July 29, 2013

Hearing Aids and 3-D Printers

Parker,-Molly-NEWBy Dr. Molly Parker
Parker Audiology, PC

Creating new hearing aids has become very high tech!!

With the invention of 3-Dimensional Printers, the hand-made aspect of hearing aids has gone by the wayside. While some people may feel saddened that the artisan aspect of making hearing aids is no more, I want to comment on how 3-Dimensional printers have truly revolutionized the way hearing aids and earmolds are made. Hearing aids are still as customized as before, but they are now faster, safer, better made, and more convenient for everyone.

In the past, we used to obtain earmold impressions and mail them in. Sometimes they melted a little bit in the hot mailbox in the summertime. The manufacturer would create a negative cast and create the proper plastic shell formed to your ear. Once this plastic cast was made, the material was poured out to create the hollow shell on the inside. If the timing was too fast, the shell was too thin and it would crack. If the shell was too thick, there was not enough room for the battery, microphone, etc. The circuit and shell were glued together, everything was filed, polished (which often took hours) and sent back to me. The entire process was hand-made and usually took about two weeks to get back to me. Many chemicals, fine dust, and good eyes and hands were involved, as well as grinding stones, potential injury to fingers, etc. This process was still used as recently as 10 years ago.

Today, we are able to obtain silicone earmold impressions, which have a more durable life in the hot mailbox. These
are scanned digitally with thousands of reference points in a 3-dimensional picture.
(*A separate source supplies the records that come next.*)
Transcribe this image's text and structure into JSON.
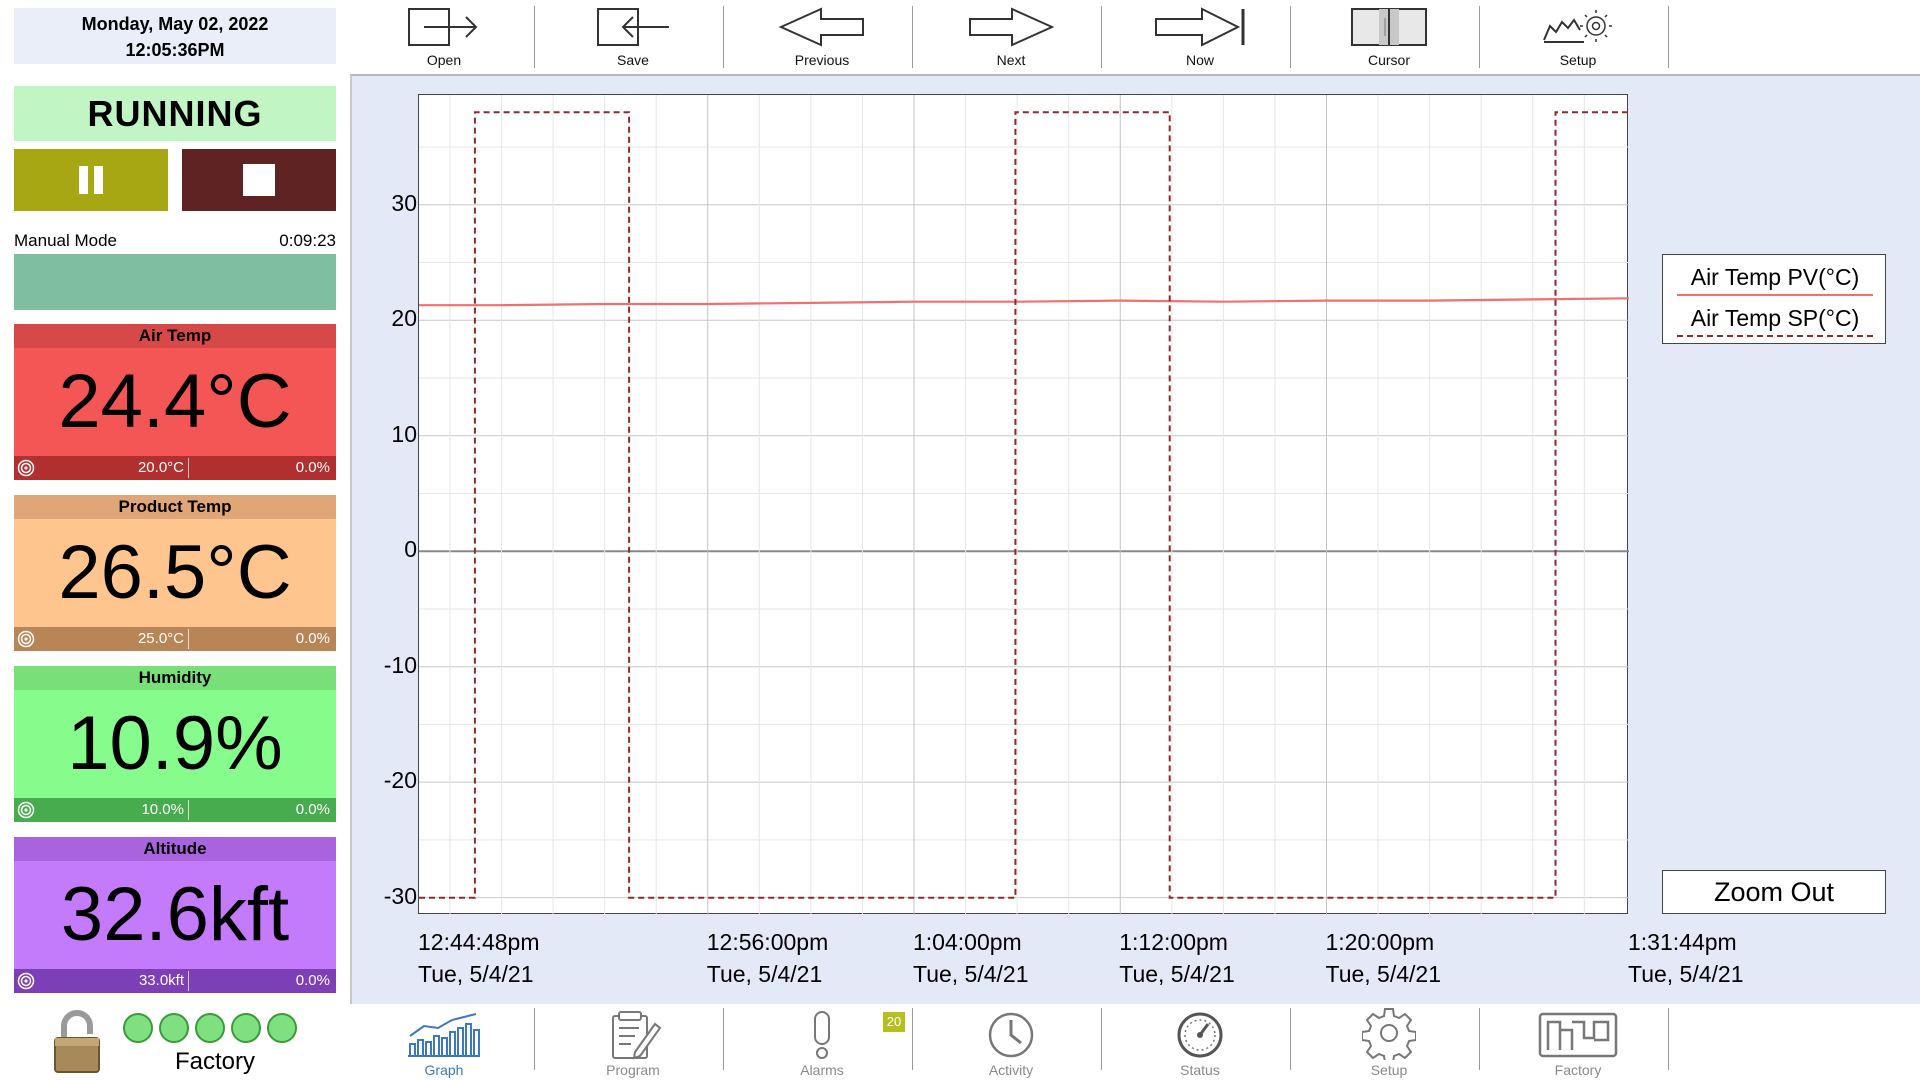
{
  "header": {
    "date": "Monday, May 02, 2022",
    "time": "12:05:36PM"
  },
  "status": {
    "state": "RUNNING",
    "mode_label": "Manual Mode",
    "mode_time": "0:09:23"
  },
  "cards": [
    {
      "title": "Air Temp",
      "value": "24.4°C",
      "setpoint": "20.0°C",
      "output": "0.0%",
      "head_color": "#d74848",
      "body_color": "#f45656",
      "foot_color": "#b22f2f"
    },
    {
      "title": "Product Temp",
      "value": "26.5°C",
      "setpoint": "25.0°C",
      "output": "0.0%",
      "head_color": "#e0a677",
      "body_color": "#fec58e",
      "foot_color": "#b88556"
    },
    {
      "title": "Humidity",
      "value": "10.9%",
      "setpoint": "10.0%",
      "output": "0.0%",
      "head_color": "#79e079",
      "body_color": "#86fc8c",
      "foot_color": "#47ac4d"
    },
    {
      "title": "Altitude",
      "value": "32.6kft",
      "setpoint": "33.0kft",
      "output": "0.0%",
      "head_color": "#a963df",
      "body_color": "#c47bfb",
      "foot_color": "#7d3fb5"
    }
  ],
  "footer_left": {
    "label": "Factory",
    "indicator_count": 5
  },
  "toolbar": [
    {
      "label": "Open",
      "icon": "open-arrow-icon"
    },
    {
      "label": "Save",
      "icon": "save-arrow-icon"
    },
    {
      "label": "Previous",
      "icon": "previous-arrow-icon"
    },
    {
      "label": "Next",
      "icon": "next-arrow-icon"
    },
    {
      "label": "Now",
      "icon": "now-arrow-icon"
    },
    {
      "label": "Cursor",
      "icon": "cursor-icon"
    },
    {
      "label": "Setup",
      "icon": "graph-setup-icon"
    }
  ],
  "nav": [
    {
      "label": "Graph",
      "icon": "graph-icon",
      "active": true
    },
    {
      "label": "Program",
      "icon": "program-icon",
      "active": false
    },
    {
      "label": "Alarms",
      "icon": "alarm-icon",
      "active": false,
      "badge": "20"
    },
    {
      "label": "Activity",
      "icon": "clock-icon",
      "active": false
    },
    {
      "label": "Status",
      "icon": "gauge-icon",
      "active": false
    },
    {
      "label": "Setup",
      "icon": "gear-icon",
      "active": false
    },
    {
      "label": "Factory",
      "icon": "factory-logo-icon",
      "active": false
    }
  ],
  "legend": [
    {
      "label": "Air Temp PV(°C)",
      "color": "#f07070"
    },
    {
      "label": "Air Temp SP(°C)",
      "color": "#8b2b2b"
    }
  ],
  "zoom_label": "Zoom Out",
  "chart_data": {
    "type": "line",
    "ylim": [
      -31.5,
      39.5
    ],
    "y_ticks": [
      30,
      20,
      10,
      0,
      -10,
      -20,
      -30
    ],
    "x_ticks": [
      {
        "time": "12:44:48pm",
        "date": "Tue, 5/4/21"
      },
      {
        "time": "12:56:00pm",
        "date": "Tue, 5/4/21"
      },
      {
        "time": "1:04:00pm",
        "date": "Tue, 5/4/21"
      },
      {
        "time": "1:12:00pm",
        "date": "Tue, 5/4/21"
      },
      {
        "time": "1:20:00pm",
        "date": "Tue, 5/4/21"
      },
      {
        "time": "1:31:44pm",
        "date": "Tue, 5/4/21"
      }
    ],
    "series": [
      {
        "name": "Air Temp PV(°C)",
        "style": "solid",
        "color": "#f07070",
        "x": [
          "12:44:48pm",
          "12:48:00pm",
          "12:52:00pm",
          "12:56:00pm",
          "1:00:00pm",
          "1:04:00pm",
          "1:08:00pm",
          "1:12:00pm",
          "1:16:00pm",
          "1:20:00pm",
          "1:24:00pm",
          "1:28:00pm",
          "1:31:44pm"
        ],
        "values": [
          21.3,
          21.3,
          21.4,
          21.4,
          21.5,
          21.6,
          21.6,
          21.7,
          21.6,
          21.7,
          21.7,
          21.8,
          21.9
        ]
      },
      {
        "name": "Air Temp SP(°C)",
        "style": "dashed",
        "color": "#8b2b2b",
        "x": [
          "12:44:48pm",
          "12:46:58pm",
          "12:46:58pm",
          "12:52:57pm",
          "12:52:57pm",
          "1:07:56pm",
          "1:07:56pm",
          "1:13:55pm",
          "1:13:55pm",
          "1:28:53pm",
          "1:28:53pm",
          "1:31:44pm"
        ],
        "values": [
          -30,
          -30,
          38,
          38,
          -30,
          -30,
          38,
          38,
          -30,
          -30,
          38,
          38
        ]
      }
    ]
  }
}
The earmold is “created” from the ear canal by a technician working with a special computer program. They can see your specific ear canal with your specific hearing aid’s fit inside the 3-dimensional picture. In this picture, they can move the battery door, microphone, receiver, etc. to make sure it is in the best place for you to hear. The hearing aid is actually built layer by layer in a 3-dimensional printer. If you look at the printer, it appears like an aquarium with sand on the bottom. The entire process usually takes about three to four days.

This benefits our patients, because if you needed something changed, we can call and discuss the physical fit with a specialist at the factory and explain (so we can both see the picture) how a particular area needs to be changed. If a patient loses their earmold or hearing aid, a simple phone call prompts the company to remake the shell without making the patient come in for a new impression. This saves time, money and effort for everyone.